It is better to abandon the rhetorical and imaginative now; it is too easy to forget which is who, and get the Indian and the steamboat mixed.

What Org saw as he peeped around the door was Mustard Prophet, his nervous black hand resting upon the dressing-table. Slowly Org raised himself to his feet and took a big breath and jumped.

There was a loud whoop, which Org imagined was the equivalent to a blood-curdling yell!

It curdled Mustard Prophet, all right!

The negro was absolutely petrified! He stood like a statue carved of ebony, apparently nothing alive about him except the eyes, which got bigger and burned with fires of terror. Fright sometimes paralyzes temporarily; nothing moves, even the mind stands still. The victim helpless, disaster swoops down like an eagle upon its prey.

Orren was disappointed.

“Why didn’t you jump when I hollered?” he exclaimed in an aggrieved tone. “I’m playing Indian.”

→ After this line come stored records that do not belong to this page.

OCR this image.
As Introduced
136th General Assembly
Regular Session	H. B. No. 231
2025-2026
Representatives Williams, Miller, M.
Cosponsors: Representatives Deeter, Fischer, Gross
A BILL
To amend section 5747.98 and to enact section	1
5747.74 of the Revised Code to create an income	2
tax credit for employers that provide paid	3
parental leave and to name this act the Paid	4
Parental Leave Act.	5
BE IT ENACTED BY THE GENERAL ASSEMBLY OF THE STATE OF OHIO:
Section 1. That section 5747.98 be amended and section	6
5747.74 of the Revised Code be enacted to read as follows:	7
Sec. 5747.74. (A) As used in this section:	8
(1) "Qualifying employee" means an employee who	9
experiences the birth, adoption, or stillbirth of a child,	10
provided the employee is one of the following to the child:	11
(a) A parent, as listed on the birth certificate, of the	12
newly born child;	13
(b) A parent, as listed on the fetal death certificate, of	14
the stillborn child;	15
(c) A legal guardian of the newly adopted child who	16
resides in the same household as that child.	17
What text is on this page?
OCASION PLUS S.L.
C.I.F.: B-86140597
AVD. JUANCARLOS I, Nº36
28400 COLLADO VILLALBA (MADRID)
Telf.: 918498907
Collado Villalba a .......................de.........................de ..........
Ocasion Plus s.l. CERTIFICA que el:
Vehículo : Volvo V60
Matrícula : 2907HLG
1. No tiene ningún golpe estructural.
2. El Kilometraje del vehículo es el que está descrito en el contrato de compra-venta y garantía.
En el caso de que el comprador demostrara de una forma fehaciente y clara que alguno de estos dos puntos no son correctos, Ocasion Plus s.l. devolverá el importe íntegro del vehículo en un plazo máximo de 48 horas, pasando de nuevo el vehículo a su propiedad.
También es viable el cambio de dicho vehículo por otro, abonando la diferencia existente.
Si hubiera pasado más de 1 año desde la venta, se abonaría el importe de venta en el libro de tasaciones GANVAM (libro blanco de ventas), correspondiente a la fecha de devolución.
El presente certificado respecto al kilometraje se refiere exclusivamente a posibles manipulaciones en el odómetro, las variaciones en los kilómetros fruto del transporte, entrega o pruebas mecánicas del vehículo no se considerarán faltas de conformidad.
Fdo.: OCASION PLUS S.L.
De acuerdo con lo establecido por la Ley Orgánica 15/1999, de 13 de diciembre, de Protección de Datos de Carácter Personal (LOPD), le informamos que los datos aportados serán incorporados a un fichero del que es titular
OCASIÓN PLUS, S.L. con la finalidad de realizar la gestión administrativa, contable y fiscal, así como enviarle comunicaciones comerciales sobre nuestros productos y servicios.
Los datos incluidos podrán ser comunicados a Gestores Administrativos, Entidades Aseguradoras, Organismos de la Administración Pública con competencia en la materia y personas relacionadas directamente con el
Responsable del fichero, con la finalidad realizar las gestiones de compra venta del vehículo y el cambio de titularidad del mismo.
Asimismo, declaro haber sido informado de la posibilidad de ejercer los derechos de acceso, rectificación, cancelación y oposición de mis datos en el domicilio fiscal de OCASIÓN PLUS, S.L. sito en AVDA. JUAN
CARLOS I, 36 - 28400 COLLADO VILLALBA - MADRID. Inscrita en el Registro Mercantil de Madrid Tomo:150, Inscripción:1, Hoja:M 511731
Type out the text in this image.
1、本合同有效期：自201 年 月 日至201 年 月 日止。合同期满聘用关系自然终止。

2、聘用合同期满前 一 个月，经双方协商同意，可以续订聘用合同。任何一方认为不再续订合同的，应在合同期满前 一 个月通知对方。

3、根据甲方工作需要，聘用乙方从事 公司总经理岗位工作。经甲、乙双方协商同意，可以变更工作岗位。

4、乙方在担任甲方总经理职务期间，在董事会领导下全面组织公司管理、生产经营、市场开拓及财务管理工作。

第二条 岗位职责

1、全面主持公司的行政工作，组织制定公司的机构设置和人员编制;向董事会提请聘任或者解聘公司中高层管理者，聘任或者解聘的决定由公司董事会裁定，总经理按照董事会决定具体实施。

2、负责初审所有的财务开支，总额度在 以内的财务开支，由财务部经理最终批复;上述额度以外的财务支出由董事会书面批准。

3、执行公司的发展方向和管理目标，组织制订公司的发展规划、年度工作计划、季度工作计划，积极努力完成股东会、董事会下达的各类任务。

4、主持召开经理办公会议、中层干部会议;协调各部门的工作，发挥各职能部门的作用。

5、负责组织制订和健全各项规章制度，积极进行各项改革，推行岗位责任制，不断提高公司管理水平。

Orren was completely blind to the negro’s pitiful fright. It was fully a minute before Mustard could utter a word. The vital forces had ceased, and they started slowly as when a street-car grips the vital force of the cable and gets going.

“Dat yell wus so disturbin’ dat I felt—er—sorter disturbed, Marse Org,” he sighed weakly, walking toward the hall and resting his hand upon the door-jamb. “I wus plum’ putrified wid bein’ so skeart!”